Mass transfer and energy consumption for CO2 absorption by ammonia solution in bubble column

•Both the CO2 capture and ammonia escape in the BCR are investigated.•Influences of the BCR geometries and operating conditions are obtained.•Increased orifice size can enhance CO2 mass transfer and restrain ammonia escape.•Consumed energy increases with increasing operating pressure, orifice number, size.•Recommended height-to-diameter ratio is 5.76 for energy consumption and CO2 removal.

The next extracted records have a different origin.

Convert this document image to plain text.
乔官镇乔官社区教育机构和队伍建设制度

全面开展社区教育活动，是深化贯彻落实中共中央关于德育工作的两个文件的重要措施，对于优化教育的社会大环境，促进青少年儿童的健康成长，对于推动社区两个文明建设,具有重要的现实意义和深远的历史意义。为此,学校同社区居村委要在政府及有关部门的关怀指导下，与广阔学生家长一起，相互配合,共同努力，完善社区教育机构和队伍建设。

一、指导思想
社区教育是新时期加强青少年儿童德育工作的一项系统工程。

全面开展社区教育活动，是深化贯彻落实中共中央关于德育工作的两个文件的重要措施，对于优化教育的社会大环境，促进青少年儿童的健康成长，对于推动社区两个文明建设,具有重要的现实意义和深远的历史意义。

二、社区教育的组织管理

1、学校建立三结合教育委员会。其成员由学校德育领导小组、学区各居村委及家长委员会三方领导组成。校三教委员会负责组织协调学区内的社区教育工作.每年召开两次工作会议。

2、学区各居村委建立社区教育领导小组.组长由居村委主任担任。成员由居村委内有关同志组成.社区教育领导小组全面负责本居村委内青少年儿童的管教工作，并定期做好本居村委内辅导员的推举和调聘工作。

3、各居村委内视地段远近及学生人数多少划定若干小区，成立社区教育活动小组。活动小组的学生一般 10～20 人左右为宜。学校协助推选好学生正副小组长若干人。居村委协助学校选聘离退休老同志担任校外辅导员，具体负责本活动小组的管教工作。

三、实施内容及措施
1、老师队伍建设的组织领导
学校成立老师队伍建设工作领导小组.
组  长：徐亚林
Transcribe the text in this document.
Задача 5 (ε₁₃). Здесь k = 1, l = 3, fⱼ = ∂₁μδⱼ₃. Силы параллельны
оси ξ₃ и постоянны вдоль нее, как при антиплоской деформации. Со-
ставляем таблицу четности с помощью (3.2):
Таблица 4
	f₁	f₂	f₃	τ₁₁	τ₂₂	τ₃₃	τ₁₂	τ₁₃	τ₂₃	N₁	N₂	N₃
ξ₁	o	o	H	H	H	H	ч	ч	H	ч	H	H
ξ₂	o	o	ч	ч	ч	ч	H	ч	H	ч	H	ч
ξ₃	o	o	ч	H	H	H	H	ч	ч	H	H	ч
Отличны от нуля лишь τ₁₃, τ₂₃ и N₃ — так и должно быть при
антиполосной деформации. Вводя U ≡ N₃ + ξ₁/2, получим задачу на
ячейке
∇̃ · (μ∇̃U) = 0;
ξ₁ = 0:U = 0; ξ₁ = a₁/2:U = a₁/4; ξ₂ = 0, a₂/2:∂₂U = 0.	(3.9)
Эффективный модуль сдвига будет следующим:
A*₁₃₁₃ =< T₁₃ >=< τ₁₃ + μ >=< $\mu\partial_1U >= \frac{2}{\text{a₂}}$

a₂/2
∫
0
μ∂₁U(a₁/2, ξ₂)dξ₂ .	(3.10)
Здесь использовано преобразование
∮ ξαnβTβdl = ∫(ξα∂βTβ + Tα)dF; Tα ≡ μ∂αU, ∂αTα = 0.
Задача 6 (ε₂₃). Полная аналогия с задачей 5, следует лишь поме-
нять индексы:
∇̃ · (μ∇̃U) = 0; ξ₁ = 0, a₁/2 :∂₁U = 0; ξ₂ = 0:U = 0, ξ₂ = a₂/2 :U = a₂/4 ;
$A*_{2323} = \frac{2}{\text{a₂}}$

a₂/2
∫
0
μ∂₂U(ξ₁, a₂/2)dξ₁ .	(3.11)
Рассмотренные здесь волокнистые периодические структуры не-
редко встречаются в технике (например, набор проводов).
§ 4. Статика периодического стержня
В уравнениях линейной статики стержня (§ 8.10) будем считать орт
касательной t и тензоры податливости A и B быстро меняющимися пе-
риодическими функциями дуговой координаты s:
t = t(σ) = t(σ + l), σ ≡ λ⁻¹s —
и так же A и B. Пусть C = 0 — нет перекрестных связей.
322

The CO2 absorption in the bubble column using ammonia solution has been proved a viable approach for the post-combustion CO2 capture, so it is of benefit to the energy saving of CO2 absorption and the bubble column design to clarify the impacts of the geometry and running parameters on the mass transfer and energy consumption of CO2 capture. Based on the representative elementary volume method, a computational model of both the CO2 capture and ammonia slip was developed and validated by the experimental data, by which the hydrodynamic characteristics, mass transfer performances and energy consumption in CO2 capture process were investigated. The results show that at the same inlet velocity of CO2, the higher height-to-diameter ratio of the column can improve the mass transfer performances of both the CO2 capture and ammonia escape. What's more, the energy consumption decreases with the reduced orifice number on the bottom of column, and increases as the orifice size increases. An optimal height-to-diameter ratio of 5.76 is recommended when taking both the energy consumption and CO2 removal efficiency into consideration. This work can provide the viable guidance and suggestions of the better mass transfer performance and energy saving for the industrial application of CO2 capture, as well as the inhibition of ammonia escape.